How They’d Use INHERIT#

  • Digital likeness wishes are modelled in wish.json with wishType: "digital_likeness"
  • likenessConsent captures the deceased’s explicit position: "permitted", "prohibited", "restricted", or "not_stated"
  • likenessScope specifies what’s covered: "voice", "visual_appearance", "writing_style", "personality_model", "full_avatar"
  • likenessPermittedUses and likenessProhibitedUses enumerate specific contexts: "memorial", "family_private", "educational", "commercial", "legal_proceedings", "artistic"
  • syntheticMediaPolicy records the overarching stance: "allow_with_attribution", "prohibit_all", "family_decision", or "not_stated"
  • likenessControllerPersonId names the person authorised to make decisions about the likeness after death
  • likenessEnforcement[] tracks takedown requests to platforms, with requestType, status, and referenceNumber
  • existingDigitalModels[] records known AI models of the deceased, with modelType ("chatbot", "voice_clone", "visual_avatar") and action ("preserve", "delete", "transfer", "restrict")
  • The us-estate extension handles federal estate tax implications of any commercial likeness value

The Integration#

  • Export-focused: Spectral Likeness generates INHERIT documents from client consultations during lifetime planning, capturing explicit digital likeness preferences
  • On death notification, the likeness controller receives the INHERIT document and uses it to submit structured enforcement requests to platforms
  • The structured format means platforms receive machine-readable proof of the deceased’s wishes, not a scanned PDF of a will clause

The Business Case#

  • Structured enforcement requests reduce platform response time from 30 days to 72 hours — the platform receives machine-readable consent data, not a legal letter requiring human review
  • Spectral Likeness charges $2,500 per lifetime plan and $5,000 per post-mortem enforcement engagement
  • Proactive planning eliminates the “we didn’t know” defence platforms use to delay takedowns
  • The California market alone has an estimated 50,000 high-net-worth individuals whose digital likeness has significant commercial value

Before / After#

Without INHERIT:

  1. A public figure dies; their family discovers a cryptocurrency advertisement using the deceased’s face three weeks later
  2. The family’s attorney sends a cease-and-desist citing California Civil Code § 3344.1
  3. The platform requests proof the deceased explicitly prohibited commercial use of their likeness
  4. The attorney searches the will — there’s a vague clause about “digital privacy” but nothing specific about synthetic media
  5. The platform’s legal team takes 60 days to review; the advertisement runs for two months

With INHERIT:

  1. The public figure records explicit preferences during estate planning: likenessConsent: "restricted", likenessProhibitedUses: ["commercial"], syntheticMediaPolicy: "prohibit_all"
  2. On death, Spectral Likeness submits a structured enforcement request with the INHERIT document attached
  3. The platform’s automated system reads the machine-readable consent data and removes the advertisement within 72 hours
  4. The likenessEnforcement[] array records the takedown for the executor’s records
“My client died in March.

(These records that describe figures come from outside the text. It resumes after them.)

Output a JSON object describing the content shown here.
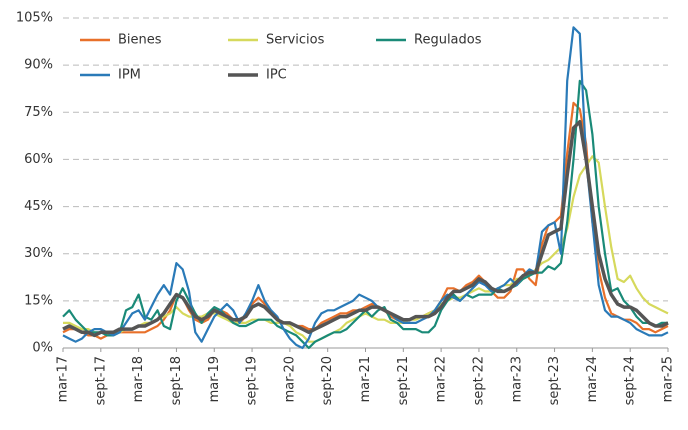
{
  "chart_data": {
    "type": "line",
    "categories": [
      "mar-17",
      null,
      null,
      null,
      null,
      null,
      "sept-17",
      null,
      null,
      null,
      null,
      null,
      "mar-18",
      null,
      null,
      null,
      null,
      null,
      "sept-18",
      null,
      null,
      null,
      null,
      null,
      "mar-19",
      null,
      null,
      null,
      null,
      null,
      "sept-19",
      null,
      null,
      null,
      null,
      null,
      "mar-20",
      null,
      null,
      null,
      null,
      null,
      "sept-20",
      null,
      null,
      null,
      null,
      null,
      "mar-21",
      null,
      null,
      null,
      null,
      null,
      "sept-21",
      null,
      null,
      null,
      null,
      null,
      "mar-22",
      null,
      null,
      null,
      null,
      null,
      "sept-22",
      null,
      null,
      null,
      null,
      null,
      "mar-23",
      null,
      null,
      null,
      null,
      null,
      "sept-23",
      null,
      null,
      null,
      null,
      null,
      "mar-24",
      null,
      null,
      null,
      null,
      null,
      "sept-24",
      null,
      null,
      null,
      null,
      null,
      "mar-25"
    ],
    "series": [
      {
        "name": "Bienes",
        "color": "#e8702a",
        "values": [
          5,
          6,
          6,
          5,
          4,
          4,
          3,
          4,
          5,
          5,
          5,
          5,
          5,
          5,
          6,
          7,
          9,
          12,
          17,
          16,
          12,
          9,
          8,
          9,
          12,
          12,
          11,
          9,
          8,
          10,
          14,
          16,
          14,
          11,
          9,
          8,
          8,
          7,
          7,
          6,
          6,
          8,
          9,
          10,
          11,
          11,
          12,
          12,
          13,
          14,
          13,
          12,
          10,
          9,
          9,
          9,
          10,
          10,
          11,
          12,
          15,
          19,
          19,
          18,
          20,
          21,
          23,
          21,
          18,
          16,
          16,
          18,
          25,
          25,
          22,
          20,
          33,
          39,
          40,
          42,
          62,
          78,
          76,
          65,
          40,
          25,
          16,
          11,
          10,
          9,
          9,
          8,
          6,
          6,
          5,
          6,
          7
        ]
      },
      {
        "name": "Servicios",
        "color": "#d6d95c",
        "values": [
          8,
          8,
          7,
          6,
          6,
          5,
          5,
          5,
          5,
          5,
          6,
          6,
          7,
          8,
          8,
          9,
          10,
          11,
          13,
          11,
          10,
          10,
          10,
          11,
          11,
          10,
          9,
          8,
          8,
          8,
          9,
          9,
          9,
          8,
          8,
          8,
          7,
          5,
          4,
          2,
          2,
          3,
          4,
          5,
          6,
          8,
          9,
          10,
          11,
          10,
          9,
          9,
          8,
          8,
          8,
          9,
          9,
          10,
          11,
          12,
          14,
          15,
          16,
          16,
          17,
          18,
          19,
          18,
          18,
          19,
          20,
          20,
          22,
          22,
          23,
          25,
          27,
          28,
          30,
          32,
          38,
          48,
          55,
          58,
          61,
          59,
          45,
          32,
          22,
          21,
          23,
          19,
          16,
          14,
          13,
          12,
          11
        ]
      },
      {
        "name": "Regulados",
        "color": "#1a8a78",
        "values": [
          10,
          12,
          9,
          7,
          5,
          5,
          5,
          4,
          4,
          5,
          12,
          13,
          17,
          10,
          9,
          12,
          7,
          6,
          15,
          19,
          15,
          11,
          8,
          11,
          13,
          12,
          10,
          8,
          7,
          7,
          8,
          9,
          9,
          9,
          7,
          6,
          5,
          4,
          2,
          0,
          2,
          3,
          4,
          5,
          5,
          6,
          8,
          10,
          12,
          10,
          12,
          13,
          9,
          8,
          6,
          6,
          6,
          5,
          5,
          7,
          12,
          15,
          17,
          15,
          17,
          16,
          17,
          17,
          17,
          19,
          18,
          19,
          20,
          22,
          23,
          24,
          24,
          26,
          25,
          27,
          40,
          60,
          85,
          82,
          68,
          45,
          30,
          18,
          19,
          15,
          13,
          10,
          8,
          8,
          7,
          8,
          8
        ]
      },
      {
        "name": "IPM",
        "color": "#2a7ab8",
        "values": [
          4,
          3,
          2,
          3,
          5,
          6,
          6,
          5,
          4,
          5,
          8,
          11,
          12,
          9,
          13,
          17,
          20,
          17,
          27,
          25,
          18,
          5,
          2,
          6,
          10,
          12,
          14,
          12,
          8,
          11,
          15,
          20,
          15,
          12,
          10,
          6,
          3,
          1,
          0,
          3,
          8,
          11,
          12,
          12,
          13,
          14,
          15,
          17,
          16,
          15,
          13,
          12,
          11,
          9,
          8,
          8,
          8,
          9,
          10,
          12,
          15,
          17,
          16,
          15,
          17,
          19,
          21,
          20,
          18,
          19,
          20,
          22,
          20,
          23,
          25,
          24,
          37,
          39,
          40,
          30,
          85,
          102,
          100,
          60,
          40,
          20,
          12,
          10,
          10,
          9,
          8,
          6,
          5,
          4,
          4,
          4,
          5
        ]
      },
      {
        "name": "IPC",
        "color": "#555555",
        "values": [
          6,
          7,
          6,
          5,
          5,
          4,
          5,
          5,
          5,
          6,
          6,
          6,
          7,
          7,
          8,
          9,
          11,
          14,
          17,
          16,
          13,
          10,
          9,
          10,
          12,
          11,
          10,
          9,
          9,
          10,
          13,
          14,
          13,
          11,
          9,
          8,
          8,
          7,
          6,
          5,
          6,
          7,
          8,
          9,
          10,
          10,
          11,
          12,
          12,
          13,
          13,
          12,
          11,
          10,
          9,
          9,
          10,
          10,
          10,
          11,
          13,
          16,
          18,
          18,
          19,
          20,
          22,
          21,
          19,
          18,
          18,
          19,
          21,
          23,
          24,
          24,
          30,
          36,
          37,
          38,
          55,
          70,
          72,
          60,
          45,
          30,
          22,
          17,
          14,
          13,
          13,
          12,
          10,
          8,
          7,
          7,
          8
        ]
      }
    ],
    "ylim": [
      0,
      105
    ],
    "yticks": [
      {
        "value": 0,
        "label": "0%"
      },
      {
        "value": 15,
        "label": "15%"
      },
      {
        "value": 30,
        "label": "30%"
      },
      {
        "value": 45,
        "label": "45%"
      },
      {
        "value": 60,
        "label": "60%"
      },
      {
        "value": 75,
        "label": "75%"
      },
      {
        "value": 90,
        "label": "90%"
      },
      {
        "value": 105,
        "label": "105%"
      }
    ],
    "grid": true,
    "legend": "top-left"
  }
}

In April, his face appeared in a cryptocurrency advertisement. We had no structured way to prove he had explicitly prohibited that — until now.”
Dr Renée Calder, CEO, Spectral Likeness Ltd
Disclaimer: Spectral Likeness Ltd is a fictional organisation created for illustrative purposes. This case study describes a hypothetical integration scenario. All metrics, savings, and outcomes are projected estimates, not actual results. References to real regulatory bodies, courts, and legislation are for accuracy and do not imply endorsement.